The Roundtable on teaching writing in the disciplines.
Marisa: I liked Lauren’s strategy of end-of-class notecards just as check-ins with her students after every meeting. I’ve been employing attendance sheets in my own teaching, but I think her strategy is a little cleaner and allows for more trust and more opportunities for students to reach out.

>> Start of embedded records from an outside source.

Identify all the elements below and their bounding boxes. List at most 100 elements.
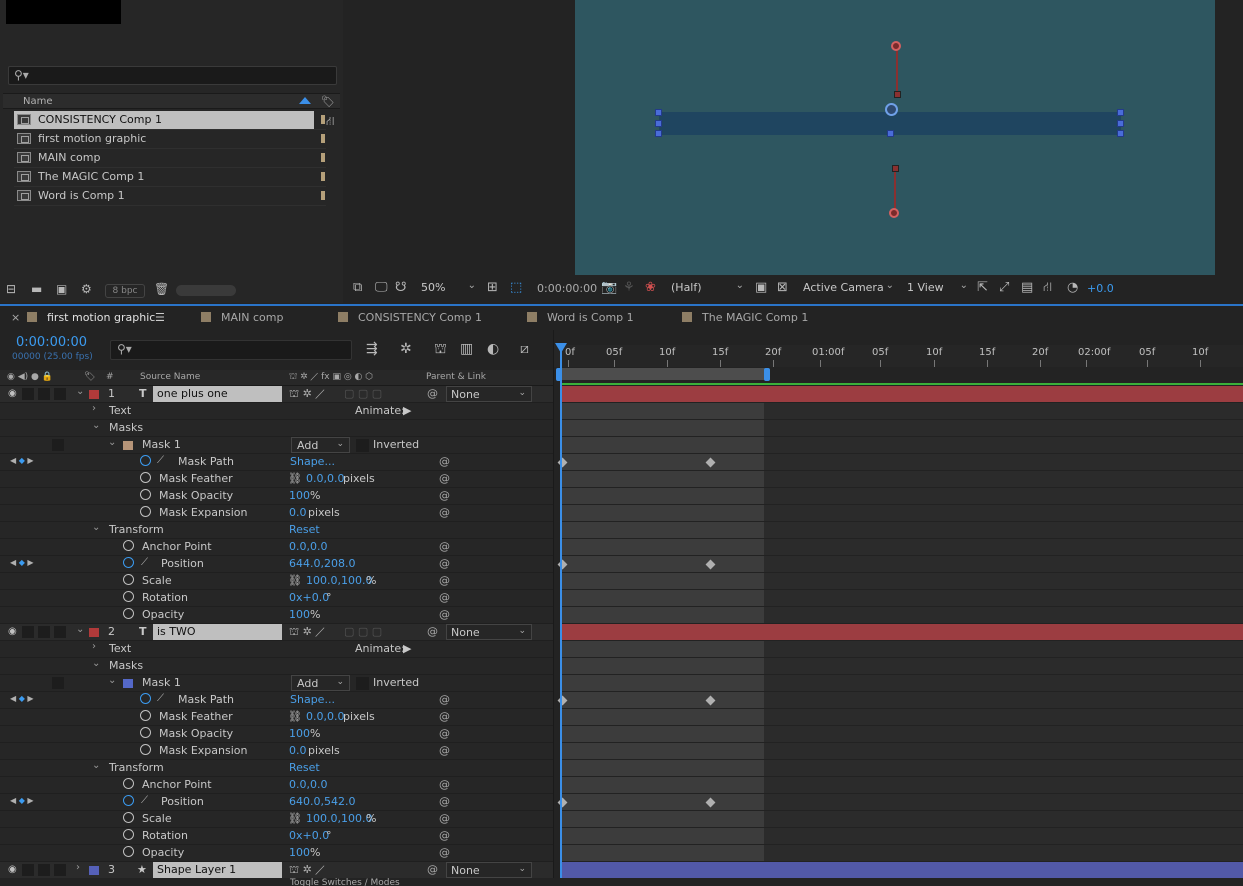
property-row[interactable]: Mask Feather ⛓ 0.0,0.0 pixels @: [0, 471, 553, 488]
parent-link-header[interactable]: Parent & Link: [426, 372, 486, 382]
expression-pick-whip-icon[interactable]: @: [439, 574, 450, 587]
constrain-proportions-icon[interactable]: ⛓: [288, 574, 302, 587]
property-row[interactable]: Rotation 0x+0.0 ° @: [0, 828, 553, 845]
expression-pick-whip-icon[interactable]: @: [439, 710, 450, 723]
exposure-value[interactable]: +0.0: [1087, 282, 1114, 295]
motion-blur-icon[interactable]: ◐: [487, 341, 499, 357]
expand-chevron-icon[interactable]: ⌄: [76, 624, 84, 635]
expand-chevron-icon[interactable]: ⌄: [92, 760, 100, 771]
monitor-icon[interactable]: 🖵: [375, 280, 388, 295]
track-row[interactable]: [562, 743, 1243, 760]
layer-switches-icons[interactable]: ⛫ ✲ ⟋: [289, 863, 325, 878]
flowchart-icon[interactable]: ⛙: [326, 114, 334, 130]
motion-keyframe-point[interactable]: [889, 208, 899, 218]
tab-first-motion-graphic[interactable]: first motion graphic: [27, 311, 155, 324]
anchor-point-value[interactable]: 0.0,0.0: [289, 778, 327, 791]
layer-duration-bar[interactable]: [562, 862, 1243, 879]
property-row[interactable]: Mask Expansion 0.0 pixels @: [0, 505, 553, 522]
graph-icon[interactable]: ⟋: [157, 455, 164, 466]
property-row[interactable]: Mask Opacity 100% @: [0, 488, 553, 505]
work-area-end-handle[interactable]: [764, 368, 770, 381]
expression-pick-whip-icon[interactable]: @: [439, 489, 450, 502]
timeline-icon[interactable]: ▤: [1021, 280, 1033, 295]
layer-row[interactable]: ◉ ⌄ 2 T is TWO ⛫ ✲ ⟋ ▢ ▢ ▢ @ None ⌄: [0, 624, 553, 641]
work-area-bar[interactable]: [560, 368, 766, 380]
property-row[interactable]: Scale ⛓ 100.0,100.0% @: [0, 811, 553, 828]
rotation-value[interactable]: 0x+0.0: [289, 829, 329, 842]
project-item[interactable]: first motion graphic: [14, 130, 325, 148]
timeline-search-input[interactable]: ⚲▾: [110, 340, 352, 360]
layer-duration-bar[interactable]: [562, 386, 1243, 403]
mask-path-value[interactable]: Shape...: [290, 455, 335, 468]
position-value[interactable]: 640.0,542.0: [289, 795, 355, 808]
bounding-handle[interactable]: [655, 120, 662, 127]
track-row[interactable]: [562, 522, 1243, 539]
tab-word-is-comp[interactable]: Word is Comp 1: [527, 311, 634, 324]
expression-pick-whip-icon[interactable]: @: [439, 455, 450, 468]
graph-icon[interactable]: ⟋: [141, 795, 148, 806]
property-row[interactable]: Opacity 100% @: [0, 845, 553, 862]
label-color-swatch[interactable]: [321, 191, 325, 200]
stopwatch-icon[interactable]: [123, 829, 134, 840]
track-row[interactable]: [562, 641, 1243, 658]
stopwatch-icon[interactable]: [140, 506, 151, 517]
snapshot-icon[interactable]: 📷: [601, 280, 617, 295]
property-row[interactable]: Mask Feather ⛓ 0.0,0.0 pixels @: [0, 709, 553, 726]
inverted-checkbox[interactable]: [356, 677, 369, 690]
track-row[interactable]: [562, 760, 1243, 777]
visibility-eye-icon[interactable]: ◉: [8, 388, 17, 399]
expand-chevron-icon[interactable]: ›: [76, 862, 80, 873]
tab-menu-icon[interactable]: ☰: [155, 311, 165, 324]
lock-toggle[interactable]: [54, 864, 66, 876]
channel-icon[interactable]: ❀: [645, 280, 656, 295]
stopwatch-icon[interactable]: [140, 472, 151, 483]
property-row[interactable]: ◀ ◆ ▶ ⟋ Position 640.0,542.0 @: [0, 794, 553, 811]
track-row[interactable]: [562, 675, 1243, 692]
bounding-handle[interactable]: [655, 130, 662, 137]
scale-value[interactable]: 100.0,100.0: [306, 574, 372, 587]
lock-toggle[interactable]: [54, 388, 66, 400]
stopwatch-icon[interactable]: [123, 812, 134, 823]
property-row[interactable]: ⌄ Transform Reset: [0, 760, 553, 777]
stopwatch-icon[interactable]: [140, 489, 151, 500]
mask-path-value[interactable]: Shape...: [290, 693, 335, 706]
graph-icon[interactable]: ⟋: [141, 557, 148, 568]
mask-mode-dropdown[interactable]: Add ⌄: [291, 437, 350, 453]
property-row[interactable]: ◀ ◆ ▶ ⟋ Mask Path Shape... @: [0, 692, 553, 709]
column-name-label[interactable]: Name: [23, 96, 53, 107]
toggle-switches-modes-button[interactable]: Toggle Switches / Modes: [290, 878, 400, 886]
position-value[interactable]: 644.0,208.0: [289, 557, 355, 570]
current-time-indicator-head[interactable]: [555, 343, 567, 353]
property-row[interactable]: ⌄ Masks: [0, 420, 553, 437]
expand-chevron-icon[interactable]: ⌄: [92, 522, 100, 533]
track-row[interactable]: [562, 539, 1243, 556]
track-row[interactable]: [562, 454, 1243, 471]
exposure-reset-icon[interactable]: ◔: [1067, 280, 1078, 295]
track-row[interactable]: [562, 505, 1243, 522]
tab-the-magic-comp[interactable]: The MAGIC Comp 1: [682, 311, 808, 324]
property-row[interactable]: ◀ ◆ ▶ ⟋ Mask Path Shape... @: [0, 454, 553, 471]
animate-menu-icon[interactable]: ▶: [403, 404, 411, 417]
animate-label[interactable]: Animate:: [355, 642, 405, 655]
viewer-timecode[interactable]: 0:00:00:00: [537, 282, 597, 295]
track-row[interactable]: [562, 471, 1243, 488]
stopwatch-icon[interactable]: [140, 455, 151, 466]
stopwatch-icon[interactable]: [123, 795, 134, 806]
expand-chevron-icon[interactable]: ⌄: [108, 437, 116, 448]
property-row[interactable]: Anchor Point 0.0,0.0 @: [0, 777, 553, 794]
view-layout-dropdown[interactable]: 1 View ⌄: [903, 280, 971, 297]
audio-toggle[interactable]: [22, 388, 34, 400]
stopwatch-icon[interactable]: [140, 744, 151, 755]
reset-link[interactable]: Reset: [289, 523, 320, 536]
expand-chevron-icon[interactable]: ⌄: [108, 675, 116, 686]
project-scrollbar[interactable]: [176, 285, 236, 296]
mask-opacity-value[interactable]: 100: [289, 727, 310, 740]
animate-menu-icon[interactable]: ▶: [403, 642, 411, 655]
solo-toggle[interactable]: [38, 626, 50, 638]
project-item[interactable]: CONSISTENCY Comp 1: [14, 111, 325, 129]
region-of-interest-icon[interactable]: ⬚: [510, 280, 522, 295]
stopwatch-icon[interactable]: [123, 608, 134, 619]
expand-chevron-icon[interactable]: ⌄: [92, 420, 100, 431]
visibility-eye-icon[interactable]: ◉: [8, 626, 17, 637]
mask-feather-value[interactable]: 0.0,0.0: [306, 710, 344, 723]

Janet Tate discussed the role of professional societies when teaching her Physics students about writing; she also pointed out the “true-statement-trap” that many of her students fall into when they think stating the facts is equivalent to writing well. When Claudia Ingham teaches science writing to Animal Science majors, she uses “ROTs”–Rules of Thumb–to both point out and poke fun at the writing conventions of her discipline.
These WIC faculty also listed their favorite (unofficial) WIC outcomes: student ownership of writing; students having fun with and becoming invested in their topic; students being able to become experts in one of their interests; and student use of writing-to-think.
Overall, as the roundtable continued, more and more of the audience got involved, turning the event into a discussion–something that was productive for everyone there.